Armando procedió como le indicaron, el sol del mediodía estaba menguando pero hacía un calor propio de los patios del mismísimo infierno pensaba, esas palabras las recordaba porque el padrecito Abelardo siempre las decía en la misa del jueves santo. Cuando llegó a la choza, encontró que su madre ya no estaba blanda, había tomado una rigidez increíble y fue difícil amortajarla, afortunadamente la difunta había quedado estirada y de esta manera la arrastró por el piso de tierra hasta el patio donde las gallinas estaban picoteando la caja, ese sonido que Armando recordaría el resto de sus vida, sordo, hueco y que muestra la muerta dentro de algo.

Puso como mejor pudo el cuerpo dentro del ataúd, y antes de clavarlo sacó la gaza de su bolsillo, estaba ahora con tierra, debió caerle cuando estaba con Nemesio, hizo la señal de la cruz en la frente de su madre y esta quedó marcada como un miércoles de ceniza, rezó los tres padrenuestros y cerró la tapa, con unos clavos oxidados que no podían estar más torcidos, cerró la tapa, unos golpes cortos con el martillo completaron la labor. Armando sabía que los muertos pesan más pero subir el cajón con su madre al burro le estaba costando mucho trabajo, ya eran casi las cuatro de la tarde y no debía llegar más allá de las seis le dijo Nemesio, de lo contrario debía dormir de nuevo con la difunta en la choza. Emprendió el camino hacia el cementerio y al pasar por la casa de lo Arbeláez donde su padre trabajó en el sembrado de café durante tantos años, vio al padre Abelardo, a quien la barriga le había crecido desproporcionadamente los últimos años, se levantó de la mecedora del corredor donde estaba junto con el dueño de la finca, hizo una señal de la cruz y volvió a sentarse. Armando lo miró con desdeño, no comprendió en ese momento la diferencia entre ser pobre y estar enterrando a su madre, al igual todos tienen una madre y algún día tendrán que enterrarla pensó.

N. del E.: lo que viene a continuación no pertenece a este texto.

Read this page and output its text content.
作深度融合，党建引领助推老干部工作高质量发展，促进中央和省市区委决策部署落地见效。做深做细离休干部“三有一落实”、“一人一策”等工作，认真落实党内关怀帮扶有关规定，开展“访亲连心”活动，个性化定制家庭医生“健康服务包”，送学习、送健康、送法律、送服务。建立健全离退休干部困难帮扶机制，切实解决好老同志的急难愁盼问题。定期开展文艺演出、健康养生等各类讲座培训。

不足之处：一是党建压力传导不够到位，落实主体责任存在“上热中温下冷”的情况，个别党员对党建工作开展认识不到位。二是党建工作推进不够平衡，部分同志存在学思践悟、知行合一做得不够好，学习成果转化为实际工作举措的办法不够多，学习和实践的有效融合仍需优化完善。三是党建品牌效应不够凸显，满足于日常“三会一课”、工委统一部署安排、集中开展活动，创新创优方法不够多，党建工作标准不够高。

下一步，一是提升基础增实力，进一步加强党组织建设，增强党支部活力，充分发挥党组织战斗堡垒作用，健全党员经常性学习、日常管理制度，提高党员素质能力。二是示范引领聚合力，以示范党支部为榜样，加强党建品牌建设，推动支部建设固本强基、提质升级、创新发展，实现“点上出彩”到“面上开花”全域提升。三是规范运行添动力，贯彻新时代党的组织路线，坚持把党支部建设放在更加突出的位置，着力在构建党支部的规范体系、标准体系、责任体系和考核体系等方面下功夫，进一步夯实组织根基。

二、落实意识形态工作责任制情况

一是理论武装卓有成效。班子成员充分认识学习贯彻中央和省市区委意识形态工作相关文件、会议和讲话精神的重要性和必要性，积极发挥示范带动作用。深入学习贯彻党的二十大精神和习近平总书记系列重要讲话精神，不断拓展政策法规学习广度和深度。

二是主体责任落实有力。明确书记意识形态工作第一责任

Cuando pasó la reja oxidada, una parte del cajón se desprendió al golpearse con esta, Armando miró hacia atrás y siguió su marcha fúnebre, lo bajó del burro y buscó depositarlo con cuidado en la fosa, sus fuerzas menguaban y lo soltó en el último minuto, un sonido seco salió de la fosa, la caja se había desbaratado y poco tapaba los ojos abiertos de su madre quien lo miró desde la profundidad para siempre. Solo hasta ese momento lloró, las primeras paladas de tierra las tiró sobre los pies y el cuerpo, mientras la difunta seguía mirándolo, debió tomar algo de valor para taparle la cara, esto te va a doler vieja pensó, y continuó hasta tapar la fosa, la cruz de la otra difunta fue puesta en su lugar, habían unos garabatos escritos sobre ella, pero Armando no sabía leer, los raspó con una piedra y caminó lentamente cerrando la puerta del cementerio a su paso, la cual rechinó al cerrarse, en ese momento Armando recordó cómo le rechinaba su estómago esa mañana, y a partir de aquel día supo que la pobreza tiene sonido, uno de ellos cuando rechina el estómago vacío.